The near doubling of the standard deduction, to $12,000 for individuals and $24,000 for married couples, who is that going to help in Connecticut?
I think it will could help some middle class and some lower-income people. For a couple who is making maybe $100,000 and not making a lot of charitable contributions or paying mortgage interest because maybe they rent, that’s going to help them lower their taxes because they were not getting $24,000 in deductions before. And with the lower tax rates, that should be a windfall for them.
The House tax bill eliminated the medical deduction. But that provoked a big pushback and in the final bill it looks like it will be more generous than it is now. Now you can deduct all medical expenses that exceed 10 percent of your adjusted gross income. In the new tax bill that has been lowered to 7.5 percent.

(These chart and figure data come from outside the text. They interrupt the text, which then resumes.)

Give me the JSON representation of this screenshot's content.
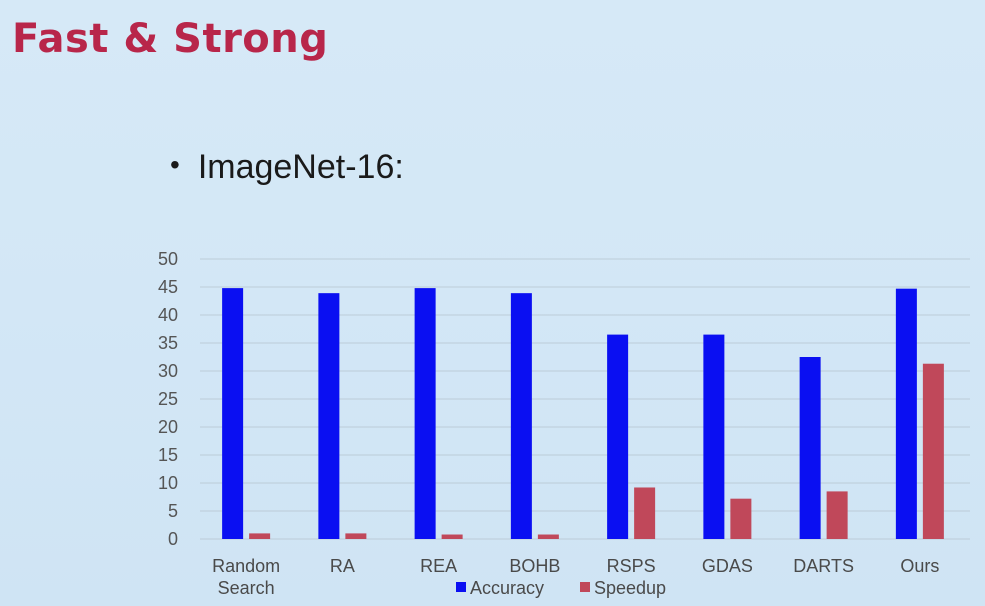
{
  "slide": {
    "title": "Fast & Strong",
    "bullet": "ImageNet-16:"
  },
  "chart_data": {
    "type": "bar",
    "categories": [
      [
        "Random",
        "Search"
      ],
      [
        "RA"
      ],
      [
        "REA"
      ],
      [
        "BOHB"
      ],
      [
        "RSPS"
      ],
      [
        "GDAS"
      ],
      [
        "DARTS"
      ],
      [
        "Ours"
      ]
    ],
    "series": [
      {
        "name": "Accuracy",
        "color": "#0a0ff2",
        "values": [
          44.8,
          43.9,
          44.8,
          43.9,
          36.5,
          36.5,
          32.5,
          44.7
        ]
      },
      {
        "name": "Speedup",
        "color": "#c0485a",
        "values": [
          1,
          1,
          0.8,
          0.8,
          9.2,
          7.2,
          8.5,
          31.3
        ]
      }
    ],
    "ylim": [
      0,
      50
    ],
    "yticks": [
      0,
      5,
      10,
      15,
      20,
      25,
      30,
      35,
      40,
      45,
      50
    ],
    "grid": true,
    "legend": "bottom-center",
    "title": "",
    "xlabel": "",
    "ylabel": ""
  }
}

Unfortunately, that only helps people with a lot of medical expenses. They have to total more than 7.5 percent of adjusted gross income. So it might help some of the elderly and some other people with high medical expenses.
And modest incomes.
There are changes to the alternative minimum tax, aimed at preventing the very wealthy to pay no or little taxes because they have a lot of tax breaks. About 5 million Americans pay the AMT, nearly 100,000 in Connecticut. The final bill eliminates the AMT on businesses, but for individuals only lifts the threshold on those required to pay the AMT. How will that affect Connecticut taxpayers?
Since most people in Connecticut had to pay the AMT because they took state and local tax deductions, and those are limited now, there will be a lot of people that will not fall into the AMT anymore. Those people will be taxed at the regular tax rate and if it’s lower than 26 percent, they will do better. But I think most of the people who were paying AMT, my guess is they will be paying plus or minus $500 from what they are paying now.

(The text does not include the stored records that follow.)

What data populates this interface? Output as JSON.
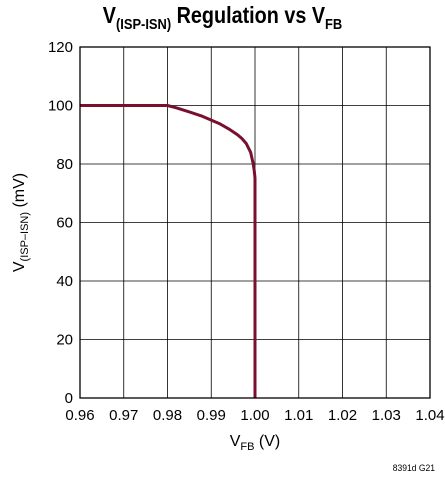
{
  "chart_data": {
    "type": "line",
    "title": {
      "main_v": "V",
      "main_sub": "(ISP-ISN)",
      "main_rest": " Regulation vs V",
      "end_sub": "FB"
    },
    "xlabel": {
      "base": "V",
      "sub": "FB",
      "rest": " (V)"
    },
    "ylabel": {
      "base": "V",
      "sub": "(ISP–ISN)",
      "rest": " (mV)"
    },
    "xlim": [
      0.96,
      1.04
    ],
    "ylim": [
      0,
      120
    ],
    "x_ticks": [
      "0.96",
      "0.97",
      "0.98",
      "0.99",
      "1.00",
      "1.01",
      "1.02",
      "1.03",
      "1.04"
    ],
    "y_ticks": [
      "0",
      "20",
      "40",
      "60",
      "80",
      "100",
      "120"
    ],
    "x_tick_values": [
      0.96,
      0.97,
      0.98,
      0.99,
      1.0,
      1.01,
      1.02,
      1.03,
      1.04
    ],
    "y_tick_values": [
      0,
      20,
      40,
      60,
      80,
      100,
      120
    ],
    "grid": true,
    "line_color": "#7a1030",
    "series": [
      {
        "x": [
          0.96,
          0.975,
          0.98,
          0.982,
          0.985,
          0.988,
          0.99,
          0.992,
          0.994,
          0.996,
          0.997,
          0.998,
          0.9985,
          0.999,
          0.9993,
          0.9996,
          0.9998,
          0.99995,
          1.0,
          1.0,
          1.0
        ],
        "y": [
          100,
          100,
          100,
          99.2,
          97.8,
          96.3,
          95.0,
          93.7,
          92.0,
          90.0,
          88.7,
          87.0,
          85.5,
          84.0,
          82.0,
          80.0,
          78.0,
          76.0,
          75.0,
          40.0,
          0.0
        ]
      }
    ]
  },
  "code_label": "8391d G21"
}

As far as “pass-though” businesses, the final bill settled on a 20 percent deduction for these small businesses. What is a “pass through” and who might be helped in Connecticut by this new tax break?
I think this new tax break will help a lot of companies in Connecticut, because there are a lot of family-run companies in Connecticut that are either an S-corporation, or a partnership or a sole proprietorship, and all those entities would be considered pass- throughs. So, essentially, they would be getting a 20 percent deduction to help reduce what they pay on their net income.
What kinds of businesses would not be able to take advantage of this new tax break?
Looks like companies that would not get that would be service companies. So that would be your law firms, your accounting firms, your consulting firms.
So that’s going to cut out a lot of people, right? So the mom-and-pop shop will get it, but not the partnership of doctors down the street…?
That’s right, because those are service companies.
Corporations in Connecticut, are they going to benefit much from the new corporate rate? Because a lot of pay less than 21 percent or about 21 percent now.
I think it depends on the company. I think some of your bigger public companies, that’s in line with what they were paying already. But I think some of the smaller companies that are not public, or are public but smaller and heavily concentrated in Connecticut and not heavily concentrated overseas, I think those kinds of companies will see a huge benefit because they may have been paying at 34 or 35 percent and now they will be down at the 21 percent tax rate.
And that might create new jobs as the Republicans have promised?
We can only hope.
This new tax code has been billed as a simplification. House Speaker Paul Ryan says you’ll be able to file your taxes on a post card. Is this really a simplification?
I do not think so. I think it might be a simplification for some people in lower tax brackets, but for companies, especially if you own a pass-through, or even if you own a C-corporation or are wealthy, there are some complexities that are going to make filing your taxes more difficult than it is today.
I think some people are concerned that it’s a little more complex now and that adds to the fear of what’s happening.